Reading Richard Goering’s blog about the Cadence-Imec collaboration on 3D-IC design for test architecture—How Imec and Cadence “Wrapped Up” 3D-IC Test—gave me a strong sense of déjà vu all over again. (Never pass up a chance to quote the great Yogi Berra.) Goering’s blog entry discusses the difficulties of testing pre-bonded die and post-bonded 3D assemblies and the use of the IEEE 1500 standard to overcome these difficulties. Here’s what Goering writes about pre-bond testing:
“[Brion] Keller [senior architect at Cadence] noted that pre-bond testing is difficult for any die that is not intended to be the bottom die in a stack. Such dies only connect to the dies above or below through TSVs (where the TSVs touch down on micro-bumps on the neighboring die), and the resulting pins and micro-bumps are too small for current probe technology to handle.”

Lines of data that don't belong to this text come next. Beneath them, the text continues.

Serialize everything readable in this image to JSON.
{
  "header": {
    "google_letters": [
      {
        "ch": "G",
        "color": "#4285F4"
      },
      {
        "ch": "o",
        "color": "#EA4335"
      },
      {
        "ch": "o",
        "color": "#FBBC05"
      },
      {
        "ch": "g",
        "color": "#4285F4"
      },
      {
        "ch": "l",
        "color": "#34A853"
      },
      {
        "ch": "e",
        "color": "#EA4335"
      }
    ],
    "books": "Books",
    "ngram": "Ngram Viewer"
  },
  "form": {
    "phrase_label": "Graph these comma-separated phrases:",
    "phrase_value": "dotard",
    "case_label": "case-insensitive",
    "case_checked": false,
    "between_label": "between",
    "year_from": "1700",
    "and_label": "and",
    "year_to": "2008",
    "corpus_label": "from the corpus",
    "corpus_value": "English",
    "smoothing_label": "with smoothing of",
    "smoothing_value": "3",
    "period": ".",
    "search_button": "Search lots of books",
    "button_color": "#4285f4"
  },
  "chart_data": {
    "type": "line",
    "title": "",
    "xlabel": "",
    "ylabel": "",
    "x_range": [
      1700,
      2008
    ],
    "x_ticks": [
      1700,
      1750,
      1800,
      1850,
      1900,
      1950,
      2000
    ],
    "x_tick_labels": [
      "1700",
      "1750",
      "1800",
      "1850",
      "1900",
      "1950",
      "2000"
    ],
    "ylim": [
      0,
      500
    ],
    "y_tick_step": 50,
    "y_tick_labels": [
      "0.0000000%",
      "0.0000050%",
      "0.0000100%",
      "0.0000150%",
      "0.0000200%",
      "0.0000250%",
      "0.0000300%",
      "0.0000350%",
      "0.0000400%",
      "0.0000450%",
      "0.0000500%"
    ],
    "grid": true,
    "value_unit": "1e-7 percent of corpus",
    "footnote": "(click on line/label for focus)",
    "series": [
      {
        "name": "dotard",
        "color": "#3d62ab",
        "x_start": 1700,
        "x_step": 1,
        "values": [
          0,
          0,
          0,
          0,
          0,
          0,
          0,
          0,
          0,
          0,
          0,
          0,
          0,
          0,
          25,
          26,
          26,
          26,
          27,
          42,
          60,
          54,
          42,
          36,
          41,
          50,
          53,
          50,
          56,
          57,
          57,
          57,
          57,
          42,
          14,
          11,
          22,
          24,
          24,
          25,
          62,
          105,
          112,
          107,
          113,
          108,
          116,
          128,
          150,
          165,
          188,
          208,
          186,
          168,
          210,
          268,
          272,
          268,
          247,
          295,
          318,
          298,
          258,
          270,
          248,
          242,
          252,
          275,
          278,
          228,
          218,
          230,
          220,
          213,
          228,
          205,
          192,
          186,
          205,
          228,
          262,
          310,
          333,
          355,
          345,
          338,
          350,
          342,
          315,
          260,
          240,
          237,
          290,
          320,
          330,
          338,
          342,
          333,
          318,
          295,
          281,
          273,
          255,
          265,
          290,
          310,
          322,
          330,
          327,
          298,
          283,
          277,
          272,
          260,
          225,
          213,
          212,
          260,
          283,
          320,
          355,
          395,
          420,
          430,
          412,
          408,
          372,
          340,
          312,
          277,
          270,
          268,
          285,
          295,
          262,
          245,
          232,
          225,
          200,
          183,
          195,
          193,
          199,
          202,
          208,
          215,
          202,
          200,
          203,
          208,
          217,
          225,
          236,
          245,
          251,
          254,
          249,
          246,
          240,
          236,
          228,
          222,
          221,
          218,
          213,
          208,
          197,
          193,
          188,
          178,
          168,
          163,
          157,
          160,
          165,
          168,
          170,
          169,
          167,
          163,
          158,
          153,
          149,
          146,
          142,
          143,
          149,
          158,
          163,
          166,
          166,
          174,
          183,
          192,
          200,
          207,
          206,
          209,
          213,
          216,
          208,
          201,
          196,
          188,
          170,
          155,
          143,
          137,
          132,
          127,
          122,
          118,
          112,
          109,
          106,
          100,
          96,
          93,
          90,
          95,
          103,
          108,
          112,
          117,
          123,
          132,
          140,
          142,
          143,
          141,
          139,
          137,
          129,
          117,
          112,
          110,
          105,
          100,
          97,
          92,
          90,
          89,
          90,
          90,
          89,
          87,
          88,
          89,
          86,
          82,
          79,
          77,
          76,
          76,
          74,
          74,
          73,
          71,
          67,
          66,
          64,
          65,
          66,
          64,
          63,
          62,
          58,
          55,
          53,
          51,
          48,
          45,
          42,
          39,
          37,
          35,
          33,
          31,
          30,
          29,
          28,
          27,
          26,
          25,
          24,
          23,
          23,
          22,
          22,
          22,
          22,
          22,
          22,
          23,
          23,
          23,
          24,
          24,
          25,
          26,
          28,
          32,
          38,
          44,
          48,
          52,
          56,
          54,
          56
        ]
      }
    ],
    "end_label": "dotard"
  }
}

Here’s what Goering wrote about testing post-bonded 3D IC assemblies:
“During post-bond testing, the only contact you have with the package is through the package pins, and to access those you have to go through the bottom die.”
These factors are driving the quest to develop early standards for 3D IC die and assembly testing. All of this—especially the problems with probe access—seemed very, very familiar to me so I used Google to quickly find an editorial that I wrote and published in EDN back in early 1996, more than 15 years ago, when the IEEE 1149.1 test standard was still being adopted for board-level assemblies to combat the probe-access problems associated with surface-mount technology:
Design for test—or else. . .
Recently, I moderated an all-day design-for-test (DFT) seminar sponsored by Asset Intertech, National Semiconductor, and Synopsys. Odds are, you weren’t there. What follows are my opening remarks from the seminar, for your thoughtful consideration. If you have not looked at DFT methods in a while, this is a good time to do so. Design teams must use DFT methods, or they will quickly fall behind in today’s competitive markets.

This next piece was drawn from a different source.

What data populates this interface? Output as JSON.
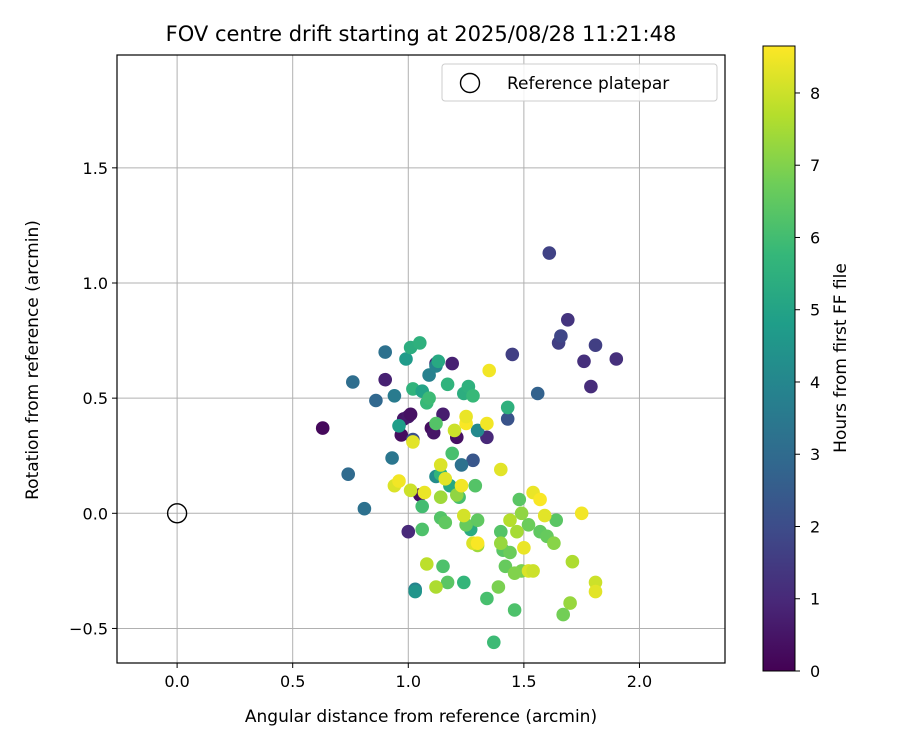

“November 1995 marked the 10th anniversary of the development of boundary-scan standards. Back in 1985, Alcatel started the test-bus study group that became JTAG, or the Joint Test Action Group. Philips quickly took over the JTAG bandwagon and started driving it. JTAG hooked up with the IEEE’s P1149 serial-test-standard working group and the combined efforts eventually resulted in the 1149.1 standard.
“Surface-mount technology, with its fine component lead pitches and reduced pc-board geometries, has accelerated the problems of testability. Here’s what I wrote about testability in my Decade 90 series published seven years ago in EDN:
‘Many design engineers’ and managers’ attitudes about product testability seem to have frozen during an earlier era in electronics, when a technician could troubleshoot almost any problem in 20 minutes with a scope and a little savvy. For products designed without the design-for-testability philosophy, today’s most advanced in-circuit ATE testers can do no more than automate the time-honored tradition of sticking a test probe into a failing test node to find the problem. But as electronic systems grow in complexity, this approach grows less and less effective and increasingly costly.’
“In an epoch of world-shattering upheavals in electronic technology, it’s amazing how slowly some things change. Here’s what EDN’s test-and-measurement editor Dan Strassberg wrote about boundary-scan testing in his cover story published in October 1993:
‘As boards become increasingly dense, nodal-access problems of the kind once thought to be unique to multichip modules are affecting more and more boards. Boundary-scan testing is about the only game in town for overcoming these problems. But, like nearly every new technology, its acceptance has been hindered by a poorly developed infrastructure and, possibly, by a bit too much early optimism from partisans.’
“Our mission today is to convince you that much of that missing infrastructure is now developed, in the form of silicon, EDA tools, and test systems. You can and you should now be designing your products for testing.”
Like I said, it’s déjà vu all over again.